Center for Food Safety (CFS) announced this week the opening of Hawaiʻi Center for Food Safety (HCFS). CFS also announced Ashley Lukens, Ph.D. as
Hawaiʻi program director and Kasho Ho as community outreach coordinator.
Hawai’i Center for Food Safety, at 677 Ala Moana Blvd, is the fourth office for Center for Food Safety, a 16-year-old, national organization that has been working with the people of Hawaiʻi for more than 10 years. Lukens will direct Hawaiʻi Center for Food Safety and oversee
Hawaiʻi policy and programming for CFS.
“Hawaiʻi Center for Food Safety is ready and equipped to add the legal, scientific, and organizational capacity that community groups need to push their efforts forward,” said Lukens. “HCFS will help fortify existing community organizations, further educate and organize the public and help promote organic and other sustainable forms of agriculture.
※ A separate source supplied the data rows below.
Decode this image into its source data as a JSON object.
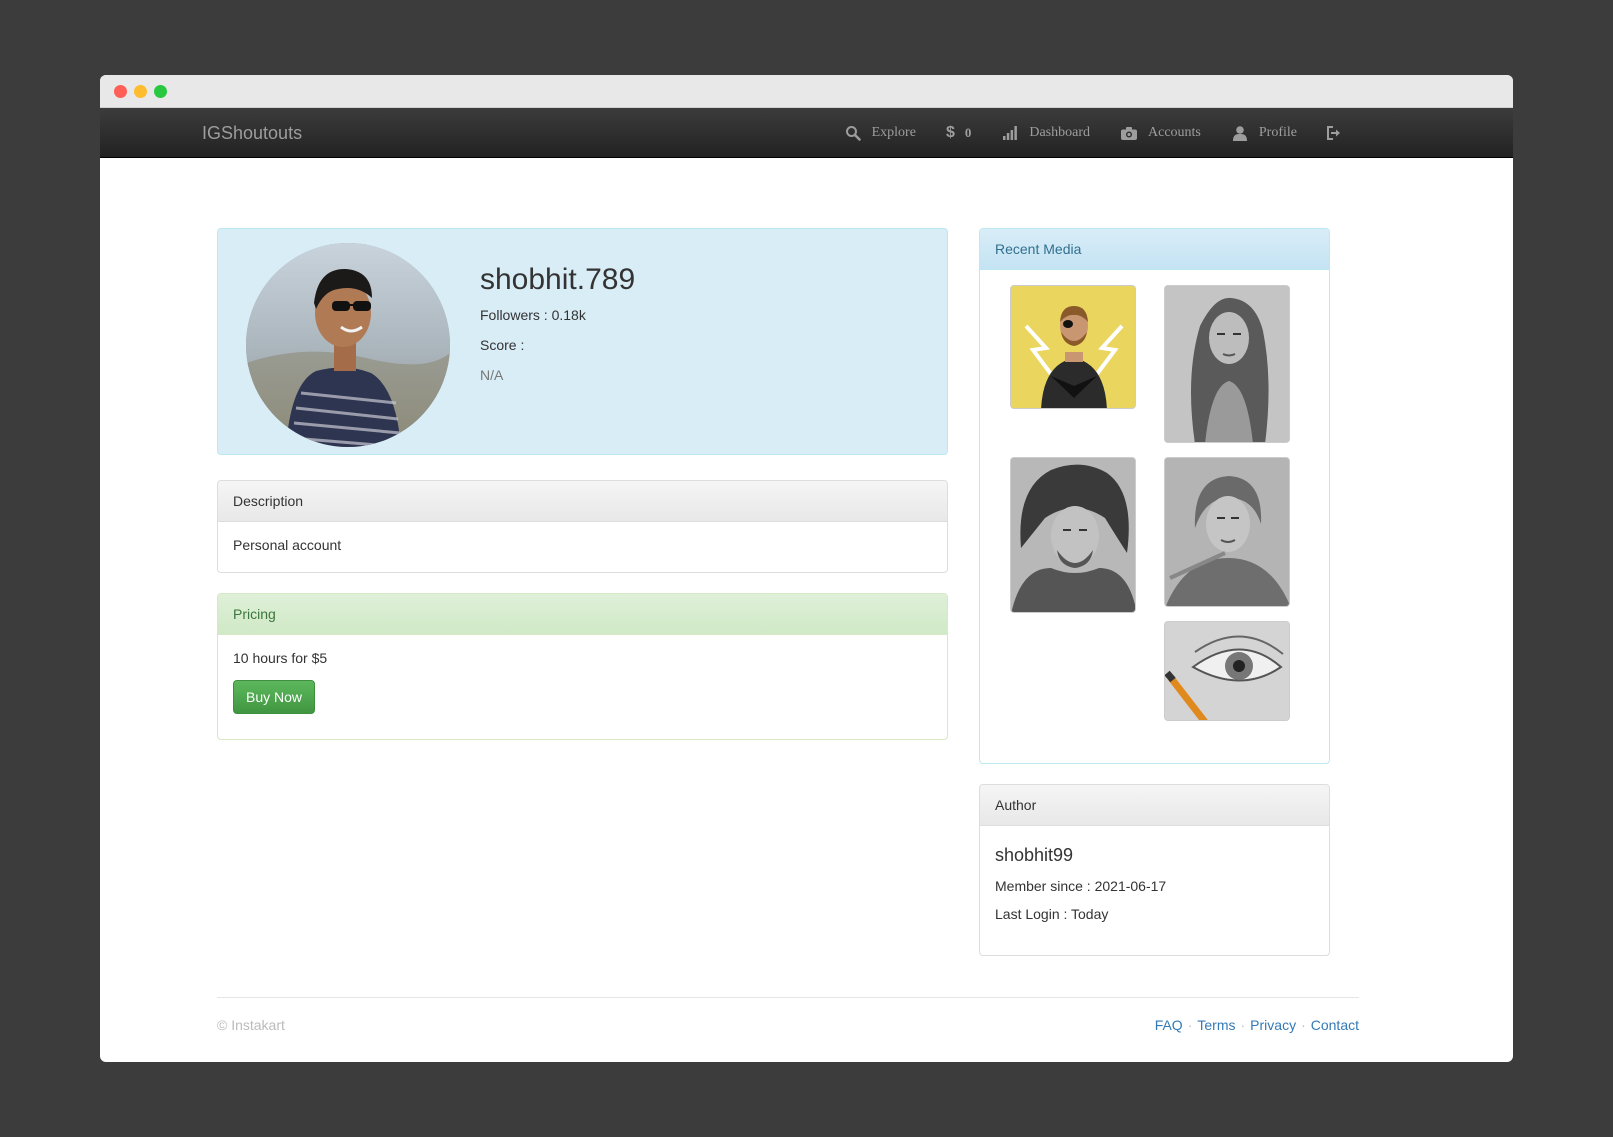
{
  "navbar": {
    "brand": "IGShoutouts",
    "items": [
      {
        "label": "Explore",
        "icon": "search-icon"
      },
      {
        "label": "0",
        "icon": "dollar-icon"
      },
      {
        "label": "Dashboard",
        "icon": "bar-chart-icon"
      },
      {
        "label": "Accounts",
        "icon": "camera-icon"
      },
      {
        "label": "Profile",
        "icon": "user-icon"
      },
      {
        "label": "",
        "icon": "logout-icon"
      }
    ],
    "dollar_symbol": "$"
  },
  "profile": {
    "username": "shobhit.789",
    "followers": "Followers : 0.18k",
    "score_label": "Score :",
    "score_value": "N/A"
  },
  "description": {
    "heading": "Description",
    "text": "Personal account"
  },
  "pricing": {
    "heading": "Pricing",
    "text": "10 hours for $5",
    "button": "Buy Now"
  },
  "recent_media": {
    "heading": "Recent Media"
  },
  "author": {
    "heading": "Author",
    "name": "shobhit99",
    "member_since": "Member since : 2021-06-17",
    "last_login": "Last Login : Today"
  },
  "footer": {
    "copyright": "© Instakart",
    "links": [
      "FAQ",
      "Terms",
      "Privacy",
      "Contact"
    ],
    "separator": "·"
  },
  "colors": {
    "background": "#3c3c3c",
    "navbar": "#222222",
    "info_panel": "#d9edf7",
    "success_button": "#5cb85c",
    "link": "#337ab7"
  }
}
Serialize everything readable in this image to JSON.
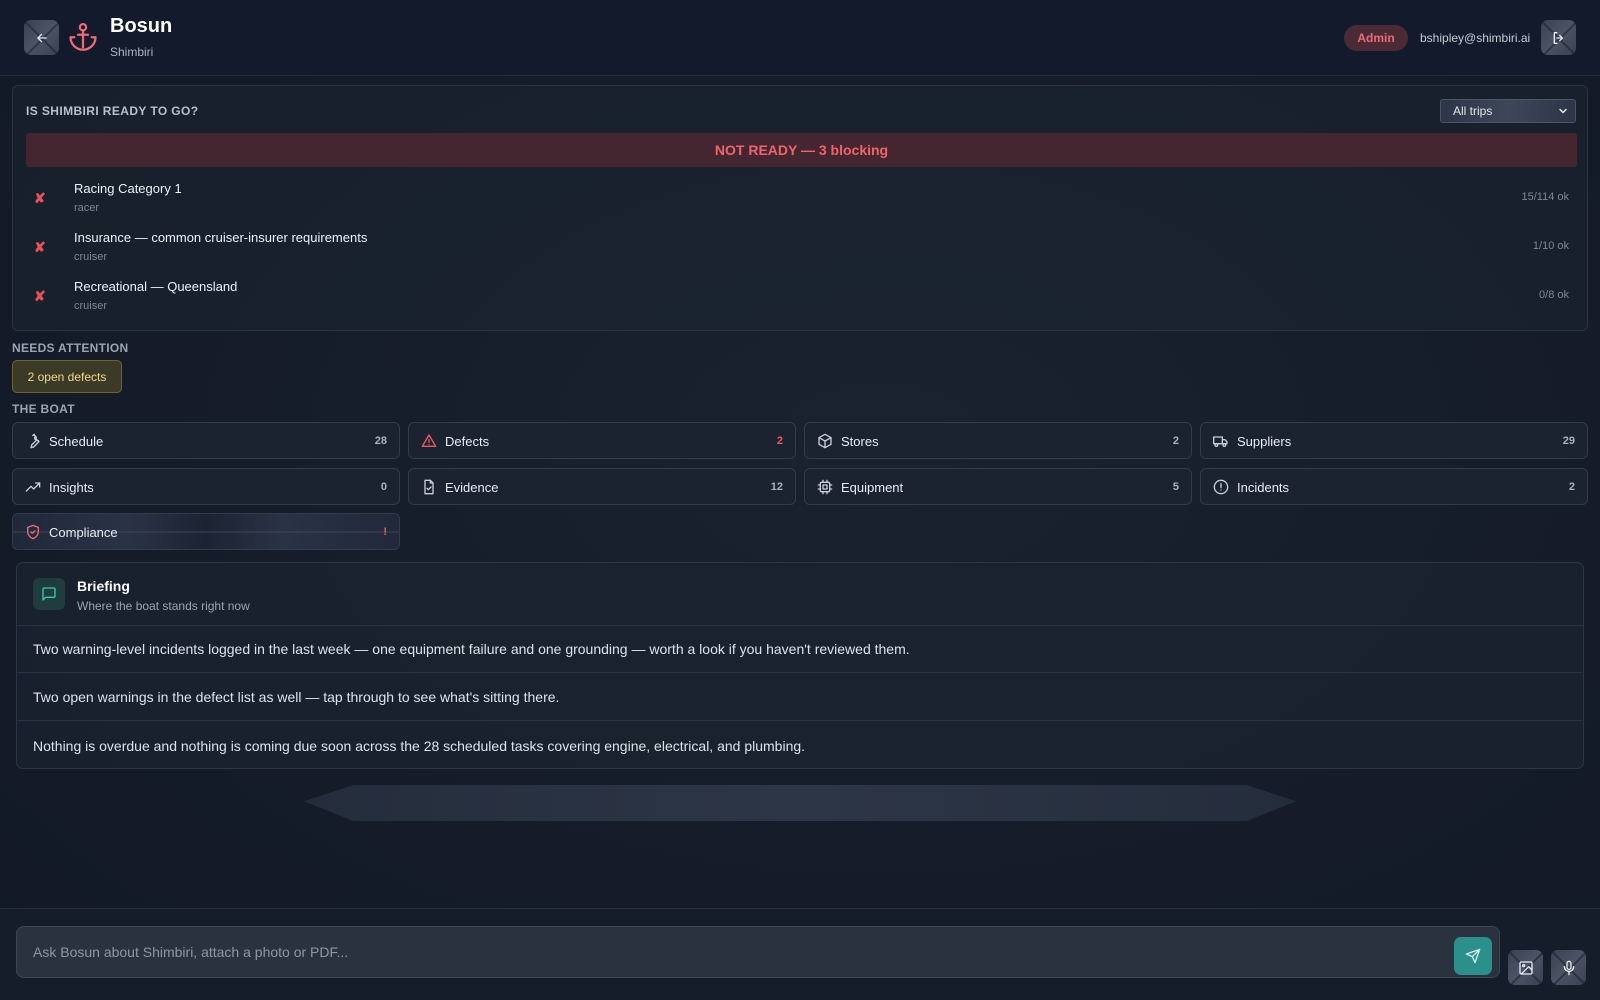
{
  "header": {
    "app_name": "Bosun",
    "boat_name": "Shimbiri",
    "role_badge": "Admin",
    "user_email": "bshipley@shimbiri.ai"
  },
  "readiness": {
    "heading": "IS SHIMBIRI READY TO GO?",
    "trip_filter": "All trips",
    "status": "NOT READY — 3 blocking",
    "checks": [
      {
        "name": "Racing Category 1",
        "tag": "racer",
        "count": "15/114 ok"
      },
      {
        "name": "Insurance — common cruiser-insurer requirements",
        "tag": "cruiser",
        "count": "1/10 ok"
      },
      {
        "name": "Recreational — Queensland",
        "tag": "cruiser",
        "count": "0/8 ok"
      }
    ]
  },
  "attention": {
    "label": "NEEDS ATTENTION",
    "chip": "2 open defects"
  },
  "boat": {
    "label": "THE BOAT",
    "tiles": [
      {
        "label": "Schedule",
        "count": "28"
      },
      {
        "label": "Defects",
        "count": "2"
      },
      {
        "label": "Stores",
        "count": "2"
      },
      {
        "label": "Suppliers",
        "count": "29"
      },
      {
        "label": "Insights",
        "count": "0"
      },
      {
        "label": "Evidence",
        "count": "12"
      },
      {
        "label": "Equipment",
        "count": "5"
      },
      {
        "label": "Incidents",
        "count": "2"
      },
      {
        "label": "Compliance",
        "count": "!"
      }
    ]
  },
  "briefing": {
    "title": "Briefing",
    "subtitle": "Where the boat stands right now",
    "lines": [
      "Two warning-level incidents logged in the last week — one equipment failure and one grounding — worth a look if you haven't reviewed them.",
      "Two open warnings in the defect list as well — tap through to see what's sitting there.",
      "Nothing is overdue and nothing is coming due soon across the 28 scheduled tasks covering engine, electrical, and plumbing."
    ]
  },
  "composer": {
    "placeholder": "Ask Bosun about Shimbiri, attach a photo or PDF..."
  },
  "colors": {
    "accent_teal": "#2b8f8c",
    "danger": "#ef5962",
    "warning": "#f1d98a",
    "background": "#161d29"
  },
  "icons": {
    "back": "arrow-left-icon",
    "logo": "anchor-icon",
    "logout": "logout-icon",
    "send": "send-icon",
    "attach": "image-icon",
    "mic": "microphone-icon"
  }
}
Together we will ensure a healthier, safer and more food secure Hawaii.”
Lukens earned her Ph.D. in political science at the University of Hawaii-Mānoa, studying culture and identity in community-based food movements. She has taught a wide array of courses including global politics, the politics of food, and power in America. Lukens is cofounder of the Hawaiʻi Food Policy Council where she serves as board vice president. She is formerly the RISE program director at Kupu.
“We are excited to add Dr. Lukens and Ms. Ho to our staff and to create an official home for our work in Hawaii,” said Andrew Kimbrell, executive director, Center for Food Safety. “Hawaiʻi is an exceptionally beautiful place with unique culture and biodiversity. However, its year-round stable climate also makes it an attractive place for agrichemical companies to conduct their pesticide and genetic experiments. The people of Hawaiʻi are doing the world a service by questioning destructive practices and standing up to large chemical corporations. We are proud to join them in their efforts and to help bring national attention to those on the front lines in the fight for the future of food,” added Kimbrell.
CFS has thousands of members in Hawaii, is a founding member of Hawaiʻi SEED (2005) and has a long history of collaboration with groups such as Label It Hawaii, Malama Kauai, Onipa`a Na Hui Kalo, GMO Free Kauai, Ohana O` Kauai, GMO Free Maui, GMO Free Hawaiʻi Island and many more. They plan to grow the office to include several staff and a Hawaiʻi based attorney.
“The food movement is growing and its political power is being felt from county council meetings in Kauai all the way to halls of Congress in D.C. Center for Food Safety is proud to be a leader of the movement, and we have expanded to meet the needs of the community,” added Kimbrell. “The people of Hawaiʻi have been fighting to protect their food, their rights and their seeds, and communities on the mainland have much to learn from their efforts.”
Center for Food Safety is a national, nonprofit, membership organization founded in 1997 to protect human health and the environment by curbing the use of harmful food production technologies and by promoting organic and other forms of sustainable agriculture. CFS maintains offices in Washington, D.C.; San Francisco, California; Portland, Oregon; Honolulu, Hawaii; and has half a million members across the country. More information can be found at www.centerforfoodsafety.org.